CLYDE: I met Raymond Smullyan in the around 1985. He was old then. When did he pass away?

BILL: Lets look it up on Wikipedia. (He does.) OH, he didn't! He is still alive! And his birthday is May 25. He turns 90! (thats not 90 factorial). OH, I can post about it ON his birthday.

CLYDE: What will you say?

BILL: I will say that he wrote many popular books on self-reference which were quite good, but after a while somewhat repetitive. And that he his latest book, Logical Labyrinths came out this year, and claims to bridge the gap between the type of logic in his popular books and serious logic. WOW, looks like he is still active!
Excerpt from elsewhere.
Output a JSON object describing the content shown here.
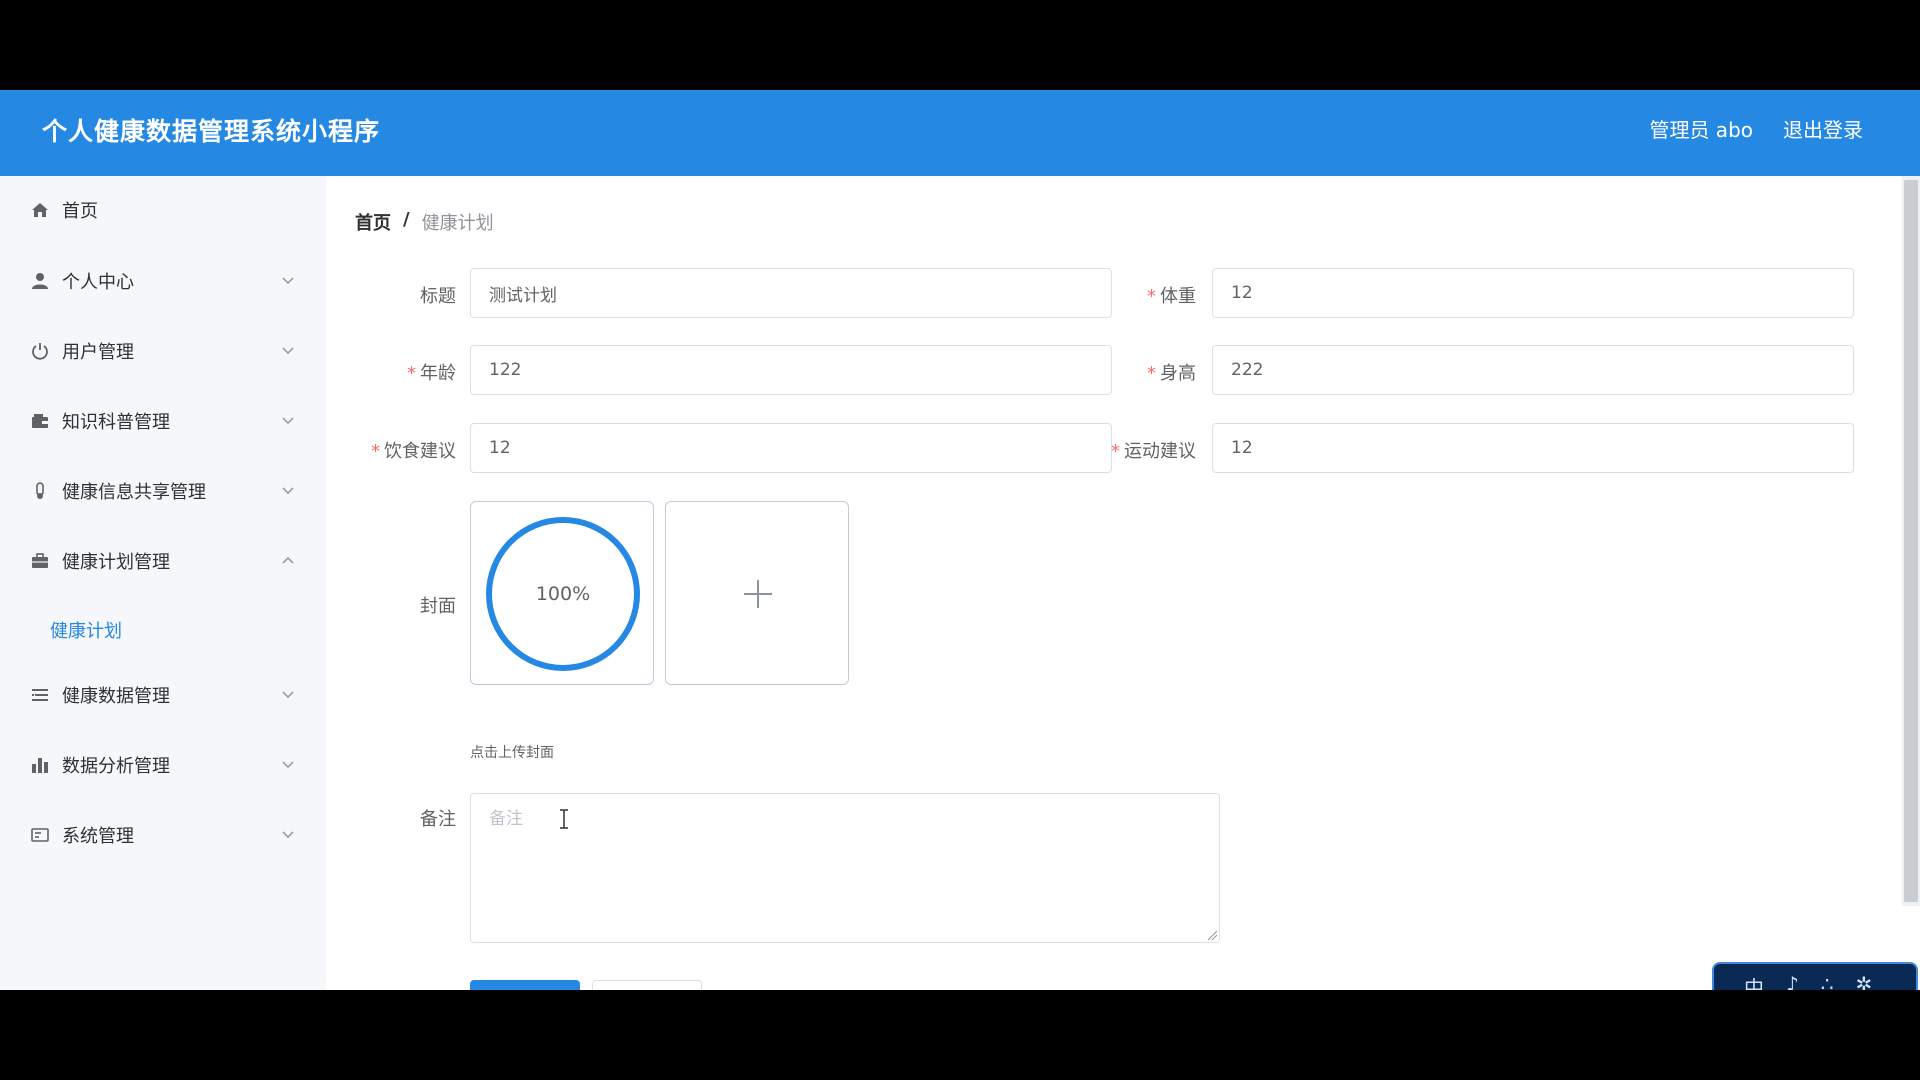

CLYDE: Isn't that a short post?

BILL: I'll find other stuff to put around the post to make it a bit longer.


  1. "I'll find other stuff to put around the post to make it a bit longer"

    lol :)

    Happy Birthday

  2. I grew up on the puzzle books of Raymond Smullyan-- the earliest one (What is the Name of this Book?) is a perfect present for the mathematically inclined 10 or 12 year old-- AND I (with Ray's permission!) borrow many of his puzzles as hw assignments when I teach Discrete Math.

    For those of you unfamiliar, here's an example of his easiest puzzles (they get much harder-- he even manages to teach all of Godel Incompleteness through puzzles like this one :-) , I forget if this one is from What is the Name of this Book? or from The Lady or the Tiger? but here you go:

    When Alice entered the Forest of Forgetfulness, she did not forget everything, only certain things. She often forgot her name, and the one thing she was most likely to forget was the day of the week. Now the Lion and the Unicorn were frequent visitors to the forest. The Lion lies on Mondays, Tuesday, and Wednesdays, and tells the truth the other days of the week; the Unicorn, on the other hand, lies on Thursdays, Fridays and Saturdays, but tells the truth on the other days of the week.

    One day, Alice met the Lion and the Unicorn resting under a tree. They made the following statements:
    (1) Yesterday was one of my lying days.
    (2) Yesterday was one of my lying days too.

    What day of the week is it?

    The only "simple" logic puzzle that I like better than the Smullyan ones is Jim Propp's Self Referential Aptitude Test!